"Emphatie" ist unseren Schülern nicht nur bedeutungsmäßig ein Fremdwort (das muss auch kein Volksschüler wissen!) , sondern vor allem im lebenspraktischen Bereich etwas, das in ihrer Gefühlswelt nicht vorhanden zu sein scheint.
Wie man in dem Buch "Das Gedächtnis des Körpers" von Joachim Bauer lesen kann, sind "bisherige Beziehungserfahrungen in Nervenzell-Netzwerken des Gehirns gespeichert. Seelische Gesundheitsstörungen haben ihre Basis in der Fehl-bzw. Unterfunktion funktioneller Schaltkreise, insbesondere des für kognitive und emotionale Leistungen verantwortlichen limbischen Systems, wobei diese durch frühe sozioemotionale Ereignisse eingeprägt sind...." und weiter:
"Das Gestalten von zwischenmenschlichen Beziehungen funktioniert überwiegend über implizites, also automatisch angewandtes Wissen, das heißt unbewusst und es ist für das explizite Nachdenken nicht oder nur mit Mühe zugänglich."
Dass das wirklich zutrifft, erlebe ich zur Zeit leider sehr stark in unserer Klasse.
Die Schüler aktivieren ständig festgefahrene Verhaltensmuster, die ihnen Schwierigkeiten bereiten und haben eigentlich keine Ahnung warum. Mit ihnen darüber zu reden, erscheint innerhalb des Klassenverbandes zumeist vollkommen sinnlos, da sie davon offensichtlich überfordert sind und es in ihnen nur Widerstand auslöst.
Der tägliche Umgang mit den anderen Kindern der Förderklasse (die ebensolche Probleme haben), trägt dazu bei, noch mehr negative Muster kennenzulernen.
Gute Psychotherapeuten könnten solchen Kindern wahrscheinlich helfen. Kein einziger unserer Schüler macht eine Therapie, zwei warten seit Monaten auf einen Therapieplatz.
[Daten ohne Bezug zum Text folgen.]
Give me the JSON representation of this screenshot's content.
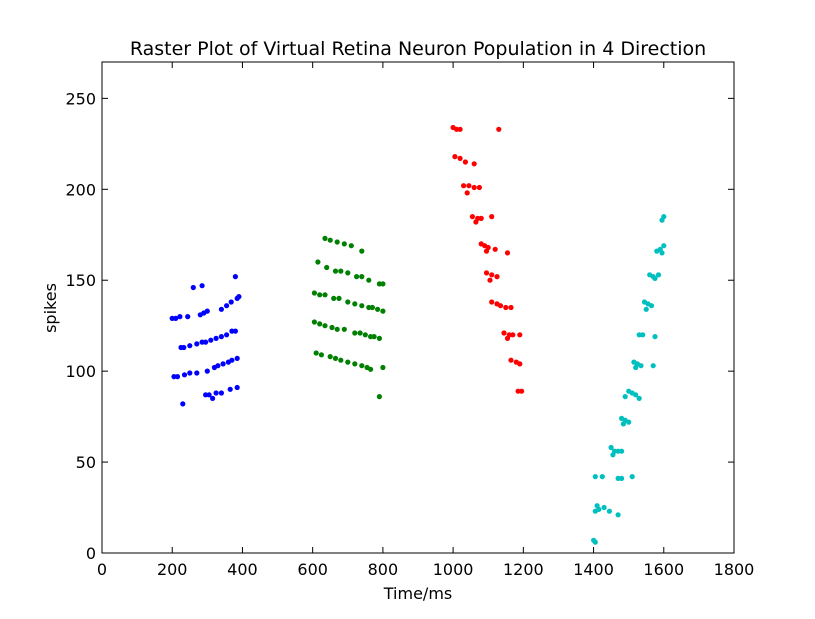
{
  "chart_data": {
    "type": "scatter",
    "title": "Raster Plot of Virtual Retina Neuron Population in 4 Direction",
    "xlabel": "Time/ms",
    "ylabel": "spikes",
    "xlim": [
      0,
      1800
    ],
    "ylim": [
      0,
      270
    ],
    "xticks": [
      0,
      200,
      400,
      600,
      800,
      1000,
      1200,
      1400,
      1600,
      1800
    ],
    "yticks": [
      0,
      50,
      100,
      150,
      200,
      250
    ],
    "grid": false,
    "legend": "none",
    "series": [
      {
        "color": "#0000ff",
        "points": [
          [
            200,
            129
          ],
          [
            210,
            129
          ],
          [
            222,
            130
          ],
          [
            244,
            130
          ],
          [
            280,
            131
          ],
          [
            290,
            132
          ],
          [
            300,
            133
          ],
          [
            340,
            134
          ],
          [
            355,
            136
          ],
          [
            368,
            138
          ],
          [
            385,
            140
          ],
          [
            390,
            141
          ],
          [
            380,
            152
          ],
          [
            260,
            146
          ],
          [
            285,
            147
          ],
          [
            225,
            113
          ],
          [
            233,
            113
          ],
          [
            250,
            114
          ],
          [
            270,
            115
          ],
          [
            285,
            116
          ],
          [
            295,
            116
          ],
          [
            310,
            117
          ],
          [
            325,
            118
          ],
          [
            340,
            119
          ],
          [
            355,
            120
          ],
          [
            370,
            122
          ],
          [
            380,
            122
          ],
          [
            205,
            97
          ],
          [
            215,
            97
          ],
          [
            235,
            98
          ],
          [
            250,
            99
          ],
          [
            270,
            99
          ],
          [
            300,
            100
          ],
          [
            320,
            102
          ],
          [
            330,
            103
          ],
          [
            345,
            104
          ],
          [
            360,
            105
          ],
          [
            370,
            106
          ],
          [
            385,
            107
          ],
          [
            295,
            87
          ],
          [
            305,
            87
          ],
          [
            325,
            88
          ],
          [
            340,
            88
          ],
          [
            365,
            90
          ],
          [
            385,
            91
          ],
          [
            315,
            85
          ],
          [
            230,
            82
          ]
        ]
      },
      {
        "color": "#008000",
        "points": [
          [
            635,
            173
          ],
          [
            650,
            172
          ],
          [
            670,
            171
          ],
          [
            690,
            170
          ],
          [
            710,
            169
          ],
          [
            740,
            166
          ],
          [
            615,
            160
          ],
          [
            640,
            157
          ],
          [
            665,
            155
          ],
          [
            680,
            155
          ],
          [
            700,
            154
          ],
          [
            725,
            152
          ],
          [
            740,
            152
          ],
          [
            760,
            150
          ],
          [
            790,
            148
          ],
          [
            800,
            148
          ],
          [
            605,
            143
          ],
          [
            620,
            142
          ],
          [
            635,
            142
          ],
          [
            660,
            140
          ],
          [
            675,
            140
          ],
          [
            700,
            138
          ],
          [
            720,
            137
          ],
          [
            740,
            136
          ],
          [
            760,
            135
          ],
          [
            770,
            135
          ],
          [
            785,
            134
          ],
          [
            800,
            133
          ],
          [
            605,
            127
          ],
          [
            620,
            126
          ],
          [
            635,
            125
          ],
          [
            655,
            124
          ],
          [
            670,
            123
          ],
          [
            690,
            123
          ],
          [
            720,
            121
          ],
          [
            735,
            121
          ],
          [
            750,
            120
          ],
          [
            765,
            119
          ],
          [
            775,
            119
          ],
          [
            790,
            118
          ],
          [
            610,
            110
          ],
          [
            625,
            109
          ],
          [
            650,
            108
          ],
          [
            665,
            107
          ],
          [
            680,
            106
          ],
          [
            700,
            105
          ],
          [
            720,
            104
          ],
          [
            740,
            103
          ],
          [
            755,
            102
          ],
          [
            765,
            101
          ],
          [
            800,
            102
          ],
          [
            790,
            86
          ]
        ]
      },
      {
        "color": "#ff0000",
        "points": [
          [
            1000,
            234
          ],
          [
            1010,
            233
          ],
          [
            1020,
            233
          ],
          [
            1130,
            233
          ],
          [
            1005,
            218
          ],
          [
            1020,
            217
          ],
          [
            1035,
            215
          ],
          [
            1060,
            214
          ],
          [
            1030,
            202
          ],
          [
            1045,
            202
          ],
          [
            1060,
            201
          ],
          [
            1075,
            201
          ],
          [
            1040,
            198
          ],
          [
            1055,
            185
          ],
          [
            1070,
            184
          ],
          [
            1080,
            184
          ],
          [
            1110,
            185
          ],
          [
            1065,
            182
          ],
          [
            1080,
            170
          ],
          [
            1090,
            169
          ],
          [
            1100,
            168
          ],
          [
            1095,
            166
          ],
          [
            1120,
            167
          ],
          [
            1155,
            165
          ],
          [
            1095,
            154
          ],
          [
            1110,
            153
          ],
          [
            1125,
            152
          ],
          [
            1105,
            150
          ],
          [
            1110,
            138
          ],
          [
            1125,
            137
          ],
          [
            1135,
            136
          ],
          [
            1150,
            135
          ],
          [
            1165,
            135
          ],
          [
            1145,
            121
          ],
          [
            1160,
            120
          ],
          [
            1170,
            120
          ],
          [
            1190,
            120
          ],
          [
            1155,
            118
          ],
          [
            1165,
            106
          ],
          [
            1180,
            105
          ],
          [
            1190,
            104
          ],
          [
            1185,
            89
          ],
          [
            1195,
            89
          ]
        ]
      },
      {
        "color": "#00bfbf",
        "points": [
          [
            1600,
            185
          ],
          [
            1595,
            183
          ],
          [
            1580,
            166
          ],
          [
            1590,
            167
          ],
          [
            1600,
            169
          ],
          [
            1595,
            165
          ],
          [
            1560,
            153
          ],
          [
            1570,
            152
          ],
          [
            1585,
            153
          ],
          [
            1575,
            151
          ],
          [
            1545,
            138
          ],
          [
            1555,
            137
          ],
          [
            1565,
            136
          ],
          [
            1550,
            134
          ],
          [
            1530,
            120
          ],
          [
            1540,
            120
          ],
          [
            1575,
            119
          ],
          [
            1515,
            105
          ],
          [
            1525,
            104
          ],
          [
            1535,
            103
          ],
          [
            1520,
            102
          ],
          [
            1570,
            103
          ],
          [
            1500,
            89
          ],
          [
            1510,
            88
          ],
          [
            1520,
            87
          ],
          [
            1490,
            86
          ],
          [
            1530,
            85
          ],
          [
            1480,
            74
          ],
          [
            1490,
            73
          ],
          [
            1500,
            72
          ],
          [
            1485,
            71
          ],
          [
            1450,
            58
          ],
          [
            1460,
            56
          ],
          [
            1470,
            56
          ],
          [
            1480,
            56
          ],
          [
            1455,
            54
          ],
          [
            1405,
            42
          ],
          [
            1425,
            42
          ],
          [
            1470,
            41
          ],
          [
            1480,
            41
          ],
          [
            1510,
            42
          ],
          [
            1410,
            26
          ],
          [
            1405,
            23
          ],
          [
            1415,
            24
          ],
          [
            1430,
            25
          ],
          [
            1445,
            23
          ],
          [
            1470,
            21
          ],
          [
            1400,
            7
          ],
          [
            1405,
            6
          ]
        ]
      }
    ]
  }
}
Ich habe momentan das Gefühl, dass ich den Kindern in ihrer Persönlichkeitsentwicklung überhaupt nicht weiterhelfen kann, weil das Ausmaß an herrschender Aggression und Selbsthass in unserer Gruppe unbewältigbar ist.
So hanteln wir uns zwar von einem Tag zum nächsten, erleben miteinander auch einige schöne Momente, aber das Ziel, die Kinder "fit" für einen großen Klassenverband zu machen, scheint mir zur Zeit unerreichbar zu sein.